Once upon a time, Intel wanted to establish itself as the go-to chipmaker for wearables. What’s more, the company bought the pioneering fitness band company Basis — its first consumer-facing business in a very long time. Now comes word that Intel has finally and officially killed its wearables business.
In truth, it was a long time coming. Intel rarely talks about internal machinations (including this one), but we heard every so often about a new reorganization that would cut X number of people or that would move the New Devices Group further and further down the org chart. Intel’s Curie and Edison dev platforms, popular at Maker Faires, were hard to find at retail and never seemed to gain the popularity commensurate with their profile. We’re not aware of any commercial products that were prototyped on either platform.
A joint venture with Google to build a reference platform for Android Wear watches lasted about a year. Fossil was a major client — until Fossil suddenly went with a different platform. The Google deal was never actually announced, and never actually killed. But it was here, and then it was gone. As far as we can tell, Qualcomm’s got all that business now.
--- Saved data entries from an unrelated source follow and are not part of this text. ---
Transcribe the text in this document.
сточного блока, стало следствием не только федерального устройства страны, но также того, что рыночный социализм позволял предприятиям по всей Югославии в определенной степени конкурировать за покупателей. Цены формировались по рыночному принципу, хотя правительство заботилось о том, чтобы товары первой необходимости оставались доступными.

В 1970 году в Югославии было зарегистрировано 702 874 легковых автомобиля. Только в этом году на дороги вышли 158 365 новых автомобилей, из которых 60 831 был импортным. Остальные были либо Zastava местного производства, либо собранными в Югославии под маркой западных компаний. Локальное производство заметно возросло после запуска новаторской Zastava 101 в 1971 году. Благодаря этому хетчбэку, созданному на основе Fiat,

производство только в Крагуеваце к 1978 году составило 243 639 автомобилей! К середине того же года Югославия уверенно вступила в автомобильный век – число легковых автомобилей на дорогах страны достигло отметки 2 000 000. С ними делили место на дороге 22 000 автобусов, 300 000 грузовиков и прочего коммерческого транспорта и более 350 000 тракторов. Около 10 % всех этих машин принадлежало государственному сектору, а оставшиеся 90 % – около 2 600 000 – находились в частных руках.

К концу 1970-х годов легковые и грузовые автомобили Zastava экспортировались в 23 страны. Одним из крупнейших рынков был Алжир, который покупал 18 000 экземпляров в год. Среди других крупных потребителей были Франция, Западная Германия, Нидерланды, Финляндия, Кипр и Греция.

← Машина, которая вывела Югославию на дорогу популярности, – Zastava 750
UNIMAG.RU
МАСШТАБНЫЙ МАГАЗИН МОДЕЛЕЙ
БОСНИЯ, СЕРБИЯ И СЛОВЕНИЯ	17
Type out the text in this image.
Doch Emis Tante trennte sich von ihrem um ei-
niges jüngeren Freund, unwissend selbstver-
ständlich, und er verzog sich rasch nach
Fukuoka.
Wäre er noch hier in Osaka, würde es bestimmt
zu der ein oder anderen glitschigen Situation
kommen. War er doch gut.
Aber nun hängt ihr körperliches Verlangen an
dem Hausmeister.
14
Basis was a disaster of its own. A well-regarded early entrant in the fitness band market, Intel bought it for something like $100 million. Shortly thereafter, its executives complained privately that they were sucked into endless corporate meetings instead of building products. (Not uncommon, of course, in startups bought by big companies.) But then Basis’s batteries started overheating as they approached their end of life; rather than fixing them, Intel bought them all back for God only know how much money and killed the product entirely.
Intel sponsored a wearables bootcamp competition on basic cable that dozens of people watched. More money gone.
What survives is Intel’s augmented reality business. AR is a big and coming thing, of course, and Intel does have a toehold in that market with Recon, a wearable display business that Intel bought a couple of years ago. Recon makes a display insert that Oakley uses for a big-ticket ski goggle and Recon itself makes a bicycling visor, although we haven’t seen any updates for it in quite some time.
Agility is important and a good thing for a technology company, maybe especially for a company the size of Intel. And AR will probably be a good market for it. But wow — that was a hell of a lot of money Intel spent over the last four years on wearables. The question is: was the problem Intel and its approach, or was it something fundamental about the wearables business?